I got him nitro, held his hand, listened to his heart. The Reaper’s hands were curved now, into claws. When Mr. Reilly was calm, I left him, promising to return soon.
My first call was to Mr. Reilly’s nephew. The second was to Chris.
* * *
Chris arrived just after the nephew’s signed consent, and I explained what I needed him to do. He went in himself to explain it to Mr. Reilly, to get the consent there. Then he went to work, and I returned to med passes and vitals.
An hour later it was done. Mr. Reilly stared at the new tattoo, tears in his eyes; Chris had covered it with a clear dressing, so the heart was easily visible, with the words ‘Tom loves Lorena FOREVER’ emblazoned across it.
He grasped my hand. “Thank you. Now I’m not afraid to go.”
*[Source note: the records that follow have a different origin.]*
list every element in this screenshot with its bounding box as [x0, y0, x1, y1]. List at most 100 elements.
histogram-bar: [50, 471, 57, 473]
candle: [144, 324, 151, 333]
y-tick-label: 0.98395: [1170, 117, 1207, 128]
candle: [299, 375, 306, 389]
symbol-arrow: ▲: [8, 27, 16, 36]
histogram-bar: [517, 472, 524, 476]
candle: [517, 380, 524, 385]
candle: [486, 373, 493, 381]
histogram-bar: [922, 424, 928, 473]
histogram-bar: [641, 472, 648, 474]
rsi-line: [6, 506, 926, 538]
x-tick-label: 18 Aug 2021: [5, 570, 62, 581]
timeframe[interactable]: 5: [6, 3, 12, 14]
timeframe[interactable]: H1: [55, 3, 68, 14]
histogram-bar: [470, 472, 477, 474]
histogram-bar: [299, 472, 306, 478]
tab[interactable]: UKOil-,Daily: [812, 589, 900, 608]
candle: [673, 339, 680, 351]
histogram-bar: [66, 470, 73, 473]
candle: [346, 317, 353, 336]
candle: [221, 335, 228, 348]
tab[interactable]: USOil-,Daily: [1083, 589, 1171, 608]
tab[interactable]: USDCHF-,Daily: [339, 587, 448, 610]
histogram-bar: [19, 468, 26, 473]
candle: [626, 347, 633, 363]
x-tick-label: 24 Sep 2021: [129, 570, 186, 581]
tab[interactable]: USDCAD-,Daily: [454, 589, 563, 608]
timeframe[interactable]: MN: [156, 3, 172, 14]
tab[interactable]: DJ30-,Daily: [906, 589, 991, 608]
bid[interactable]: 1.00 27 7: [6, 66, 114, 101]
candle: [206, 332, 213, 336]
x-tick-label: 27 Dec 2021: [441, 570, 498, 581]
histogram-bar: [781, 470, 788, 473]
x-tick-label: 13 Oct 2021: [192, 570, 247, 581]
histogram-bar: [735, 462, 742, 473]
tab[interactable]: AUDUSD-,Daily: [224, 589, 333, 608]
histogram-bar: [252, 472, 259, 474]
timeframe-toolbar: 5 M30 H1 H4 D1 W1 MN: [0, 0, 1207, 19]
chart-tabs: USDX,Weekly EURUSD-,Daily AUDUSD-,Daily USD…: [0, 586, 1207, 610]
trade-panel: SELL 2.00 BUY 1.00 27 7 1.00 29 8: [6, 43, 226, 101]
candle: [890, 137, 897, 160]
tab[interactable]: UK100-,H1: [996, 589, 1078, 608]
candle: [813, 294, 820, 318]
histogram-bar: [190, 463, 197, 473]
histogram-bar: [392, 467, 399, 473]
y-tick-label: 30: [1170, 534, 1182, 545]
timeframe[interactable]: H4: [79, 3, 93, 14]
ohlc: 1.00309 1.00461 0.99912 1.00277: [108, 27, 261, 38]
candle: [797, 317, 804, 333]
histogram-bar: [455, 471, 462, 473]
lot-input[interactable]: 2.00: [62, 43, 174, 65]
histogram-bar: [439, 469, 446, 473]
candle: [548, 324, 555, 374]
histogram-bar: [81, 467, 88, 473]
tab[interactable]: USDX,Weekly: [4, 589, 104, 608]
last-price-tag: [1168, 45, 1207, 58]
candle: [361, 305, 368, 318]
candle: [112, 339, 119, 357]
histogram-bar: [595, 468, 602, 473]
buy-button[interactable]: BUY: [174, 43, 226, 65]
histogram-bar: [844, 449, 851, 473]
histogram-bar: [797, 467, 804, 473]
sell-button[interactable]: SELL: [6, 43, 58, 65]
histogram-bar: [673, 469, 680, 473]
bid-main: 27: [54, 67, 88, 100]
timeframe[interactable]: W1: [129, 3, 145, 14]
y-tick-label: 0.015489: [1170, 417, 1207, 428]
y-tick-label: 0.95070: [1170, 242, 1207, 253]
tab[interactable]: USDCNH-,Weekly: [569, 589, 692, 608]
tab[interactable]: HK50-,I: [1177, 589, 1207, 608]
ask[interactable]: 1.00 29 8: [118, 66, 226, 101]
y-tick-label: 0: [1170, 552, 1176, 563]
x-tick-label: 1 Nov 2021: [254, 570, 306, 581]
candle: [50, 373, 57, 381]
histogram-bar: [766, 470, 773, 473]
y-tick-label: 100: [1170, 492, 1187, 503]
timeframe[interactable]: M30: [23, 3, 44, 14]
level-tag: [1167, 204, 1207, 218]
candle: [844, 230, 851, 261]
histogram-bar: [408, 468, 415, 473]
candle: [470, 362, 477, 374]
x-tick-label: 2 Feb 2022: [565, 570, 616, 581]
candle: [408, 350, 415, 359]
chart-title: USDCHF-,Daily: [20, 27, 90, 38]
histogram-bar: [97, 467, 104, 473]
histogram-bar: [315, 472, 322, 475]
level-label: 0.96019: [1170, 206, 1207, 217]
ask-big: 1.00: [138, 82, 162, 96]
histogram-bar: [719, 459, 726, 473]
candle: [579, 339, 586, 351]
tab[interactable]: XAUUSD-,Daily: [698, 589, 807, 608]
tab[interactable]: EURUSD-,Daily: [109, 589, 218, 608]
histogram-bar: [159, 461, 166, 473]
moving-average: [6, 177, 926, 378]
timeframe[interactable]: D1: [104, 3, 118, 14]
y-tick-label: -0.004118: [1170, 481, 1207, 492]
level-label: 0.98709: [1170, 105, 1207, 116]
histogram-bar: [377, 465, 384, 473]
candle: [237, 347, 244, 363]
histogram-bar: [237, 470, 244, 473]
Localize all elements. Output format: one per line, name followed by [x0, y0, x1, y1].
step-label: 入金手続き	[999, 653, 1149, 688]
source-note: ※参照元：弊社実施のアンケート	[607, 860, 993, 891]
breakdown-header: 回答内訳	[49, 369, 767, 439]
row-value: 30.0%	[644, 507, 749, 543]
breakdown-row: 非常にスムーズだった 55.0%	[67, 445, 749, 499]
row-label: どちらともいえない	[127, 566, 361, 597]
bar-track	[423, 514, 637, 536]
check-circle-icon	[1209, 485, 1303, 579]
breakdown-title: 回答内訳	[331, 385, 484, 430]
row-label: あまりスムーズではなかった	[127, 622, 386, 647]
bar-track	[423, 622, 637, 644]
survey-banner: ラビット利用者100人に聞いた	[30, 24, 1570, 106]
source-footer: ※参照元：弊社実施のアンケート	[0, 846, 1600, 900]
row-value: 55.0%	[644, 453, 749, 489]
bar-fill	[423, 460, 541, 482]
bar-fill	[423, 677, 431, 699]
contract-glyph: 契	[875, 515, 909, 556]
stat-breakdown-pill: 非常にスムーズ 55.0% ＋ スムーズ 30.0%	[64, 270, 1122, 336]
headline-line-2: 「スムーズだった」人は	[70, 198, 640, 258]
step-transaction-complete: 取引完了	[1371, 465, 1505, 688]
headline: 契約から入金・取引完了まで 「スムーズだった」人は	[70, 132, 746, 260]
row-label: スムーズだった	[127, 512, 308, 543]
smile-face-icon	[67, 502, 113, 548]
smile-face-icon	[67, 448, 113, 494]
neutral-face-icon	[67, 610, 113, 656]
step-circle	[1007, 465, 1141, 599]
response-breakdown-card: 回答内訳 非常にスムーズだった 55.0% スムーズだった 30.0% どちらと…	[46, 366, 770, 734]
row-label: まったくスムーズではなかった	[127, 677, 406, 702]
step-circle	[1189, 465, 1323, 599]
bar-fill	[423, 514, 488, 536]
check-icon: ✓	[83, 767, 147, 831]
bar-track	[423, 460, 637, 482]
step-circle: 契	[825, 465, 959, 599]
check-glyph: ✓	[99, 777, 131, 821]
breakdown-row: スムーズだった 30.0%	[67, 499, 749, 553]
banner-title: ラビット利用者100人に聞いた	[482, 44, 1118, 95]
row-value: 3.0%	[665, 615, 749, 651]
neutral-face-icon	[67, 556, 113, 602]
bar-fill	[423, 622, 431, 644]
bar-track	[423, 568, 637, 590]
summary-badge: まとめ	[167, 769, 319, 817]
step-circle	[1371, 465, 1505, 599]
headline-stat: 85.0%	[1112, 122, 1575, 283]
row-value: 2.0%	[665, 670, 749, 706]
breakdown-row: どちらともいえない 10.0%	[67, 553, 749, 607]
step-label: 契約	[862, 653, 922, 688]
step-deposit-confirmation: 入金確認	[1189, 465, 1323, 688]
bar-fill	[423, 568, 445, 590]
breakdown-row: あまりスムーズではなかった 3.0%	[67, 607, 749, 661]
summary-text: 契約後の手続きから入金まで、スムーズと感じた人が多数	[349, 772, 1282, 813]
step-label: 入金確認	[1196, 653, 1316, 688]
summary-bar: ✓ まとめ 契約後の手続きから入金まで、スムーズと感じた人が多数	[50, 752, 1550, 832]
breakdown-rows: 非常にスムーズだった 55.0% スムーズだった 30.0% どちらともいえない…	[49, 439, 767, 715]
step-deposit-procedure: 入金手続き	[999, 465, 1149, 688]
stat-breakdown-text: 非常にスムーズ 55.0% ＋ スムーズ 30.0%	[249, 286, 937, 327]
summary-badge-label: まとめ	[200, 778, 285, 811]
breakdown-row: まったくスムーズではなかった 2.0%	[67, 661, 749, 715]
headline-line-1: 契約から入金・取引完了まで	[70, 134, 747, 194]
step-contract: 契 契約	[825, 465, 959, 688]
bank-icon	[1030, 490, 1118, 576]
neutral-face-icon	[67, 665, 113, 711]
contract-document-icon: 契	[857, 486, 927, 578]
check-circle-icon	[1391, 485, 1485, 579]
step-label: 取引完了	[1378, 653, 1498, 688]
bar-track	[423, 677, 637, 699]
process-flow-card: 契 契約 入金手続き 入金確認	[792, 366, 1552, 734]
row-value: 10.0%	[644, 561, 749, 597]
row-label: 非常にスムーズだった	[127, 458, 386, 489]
“There’s no hurry,” I teased gently. “I hear we’re having French toast for breakfast.”
He gave his bark of laughter, and closed his eyes. “We’ll see.”
The aide came to get me just at dawn, to do the pronouncement. I opened the pajama top to confirm the lack of a heartbeat, and then stopped.
The new heart was still there, but the hooded figure bore the face of a young, smiling woman. Hands, not claws, cradled the heart. The words, still in Chris’s flowing script, proclaimed: Lorena loves Tom. FOREVER.